食事をしながらマーチがギートに聞いている。


おっと、それは俺の仕事だ。


そう思いながらマーチを見ると笑顔で頷いていた。


「うん、途中何度かモンスターと戦闘になったけど、ちゃんと無事に街の中に入る所まで確認したよ」


ギートは口に入っていたものを飲み込むとマーチの質問に答える。


「岩山はどうだった?」


今度は俺が質問する。


「はい、岩山には鳥系と、動物系がいました。でも森にいたモンスターとは違って大きいサイズのモンスターが多くて、その内の一体が肉をドロップしたので、そいつをメインに狩って来ました」


ギートも食事には目がないので肉がドロップした時は飛び上がったらしい。


「採取はやっぱり岩がメインなのかな?」


俺にとっては、今後の製造の為に採取の情報は重要なのだ


「それなんですが、今までの石材というより宝石のような石が多かったです」


そう言いながら魔法のバックからいくつか石を取り出す。


「リブ様に鑑定をお願いしようと思って、収集して来ました」


そう言いながら俺の前に持って来る。


「とりあえず、今は食事中だから、終わったら鑑定してみるよ」


今は宝石より肉を優先したいのだ。


「リブ様?お肉はいつでも食べれますわよ?」


うん!!マーチごめんなさい……


ここには女性しかいないのだから、肉より宝石だったらしい……


今すぐ鑑定するから睨まないで……


「えっと……全部原石だね。磨いたら宝石になるみたいだけど、魔法石になる石もあるね」


宝石と言った瞬間、マーチとミーシャの目つきが変わったのは気のせいだろう。


「じゃあ、明日は俺も岩山に行こう。城は都市シールドで後2日は大丈夫だし、製造もひと段落したから」


俺がそう言うと


「沢山取って来て下さいね?」


マーチから何やら圧がかかる。


うん、頑張って取ってこよう。


「ギートさんは引き続き、お肉をお願いしますね?」


ミーシャからはギートに何やら圧がかかっていた。


「肉の保存期間とかどうなっているのかな?」


俺はふと疑問に思った事を口に出す。


「確かに、それは不明ですね。
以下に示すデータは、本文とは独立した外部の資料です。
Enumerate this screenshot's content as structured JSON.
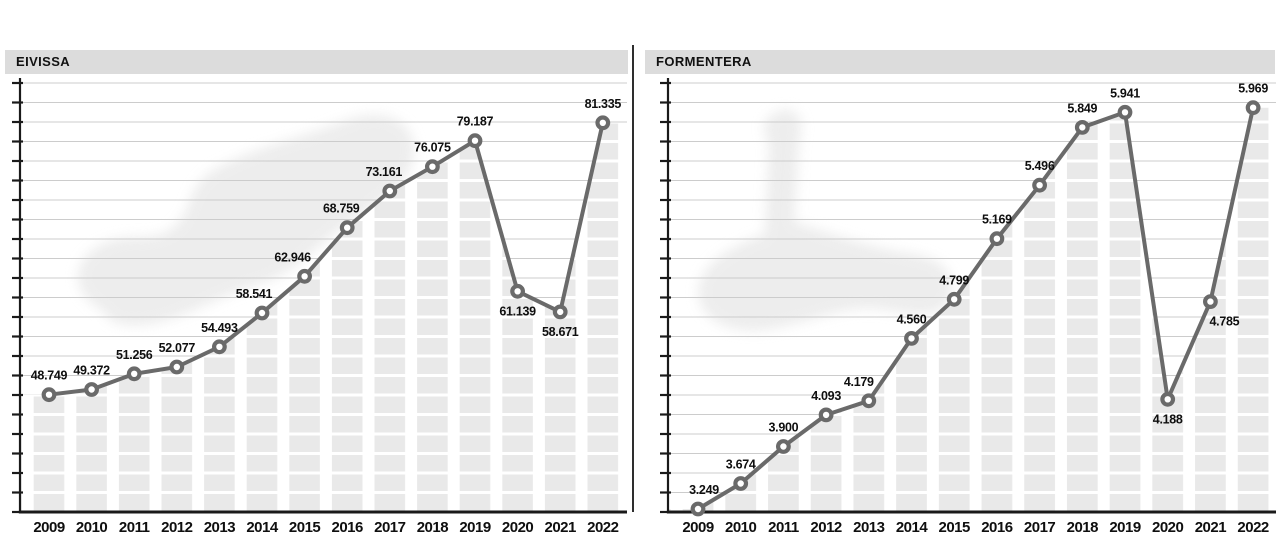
{
  "chart_data": [
    {
      "type": "line",
      "title": "EIVISSA",
      "categories": [
        "2009",
        "2010",
        "2011",
        "2012",
        "2013",
        "2014",
        "2015",
        "2016",
        "2017",
        "2018",
        "2019",
        "2020",
        "2021",
        "2022"
      ],
      "values": [
        48749,
        49372,
        51256,
        52077,
        54493,
        58541,
        62946,
        68759,
        73161,
        76075,
        79187,
        61139,
        58671,
        81335
      ],
      "value_labels": [
        "48.749",
        "49.372",
        "51.256",
        "52.077",
        "54.493",
        "58.541",
        "62.946",
        "68.759",
        "73.161",
        "76.075",
        "79.187",
        "61.139",
        "58.671",
        "81.335"
      ],
      "label_side": [
        "above",
        "above",
        "above",
        "above",
        "above",
        "above",
        "above",
        "above",
        "above",
        "above",
        "above",
        "below",
        "below",
        "above"
      ],
      "label_dx": [
        0,
        0,
        0,
        0,
        0,
        -8,
        -12,
        -6,
        -6,
        0,
        0,
        0,
        0,
        0
      ],
      "xlabel": "",
      "ylabel": "",
      "ylim": [
        34700,
        86100
      ],
      "grid": true,
      "legend": false
    },
    {
      "type": "line",
      "title": "FORMENTERA",
      "categories": [
        "2009",
        "2010",
        "2011",
        "2012",
        "2013",
        "2014",
        "2015",
        "2016",
        "2017",
        "2018",
        "2019",
        "2020",
        "2021",
        "2022"
      ],
      "values": [
        3249,
        3674,
        3900,
        4093,
        4179,
        4560,
        4799,
        5169,
        5496,
        5849,
        5941,
        4188,
        4785,
        5969
      ],
      "value_labels": [
        "3.249",
        "3.674",
        "3.900",
        "4.093",
        "4.179",
        "4.560",
        "4.799",
        "5.169",
        "5.496",
        "5.849",
        "5.941",
        "4.188",
        "4.785",
        "5.969"
      ],
      "label_side": [
        "above",
        "above",
        "above",
        "above",
        "above",
        "above",
        "above",
        "above",
        "above",
        "above",
        "above",
        "below",
        "below",
        "above"
      ],
      "label_dx": [
        6,
        0,
        0,
        0,
        -10,
        0,
        0,
        0,
        0,
        0,
        0,
        0,
        14,
        0
      ],
      "xlabel": "",
      "ylabel": "",
      "ylim": [
        3500,
        6120
      ],
      "grid": true,
      "legend": false
    }
  ],
  "styles": {
    "header_bg": "#dcdcdc",
    "header_text": "#111111",
    "divider_color": "#2e2e2e",
    "grid_color": "#cccccc",
    "axis_color": "#1a1a1a",
    "line_color": "#6a6a6a",
    "marker_fill": "#ffffff",
    "marker_stroke": "#6a6a6a",
    "fill_stripe": "#e9e9e9",
    "label_color": "#0f0f0f",
    "year_color": "#0f0f0f",
    "watermark_color": "#e7e7e7"
  }
}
では私は明日、冷蔵庫を開発してみます」


ミーシャの開発力なら大丈夫だろうと思うが、素材は足りるのだろうか?


「ありがたいけど、材料はあるの?」


「研究所で調べてみないとわからないですが、多分大丈夫かと」


ミーシャからそう答えが返って来た。


「じゃあ明日はそんな感じで」


俺はそう話を締めると、残りの肉を頬張るのだった。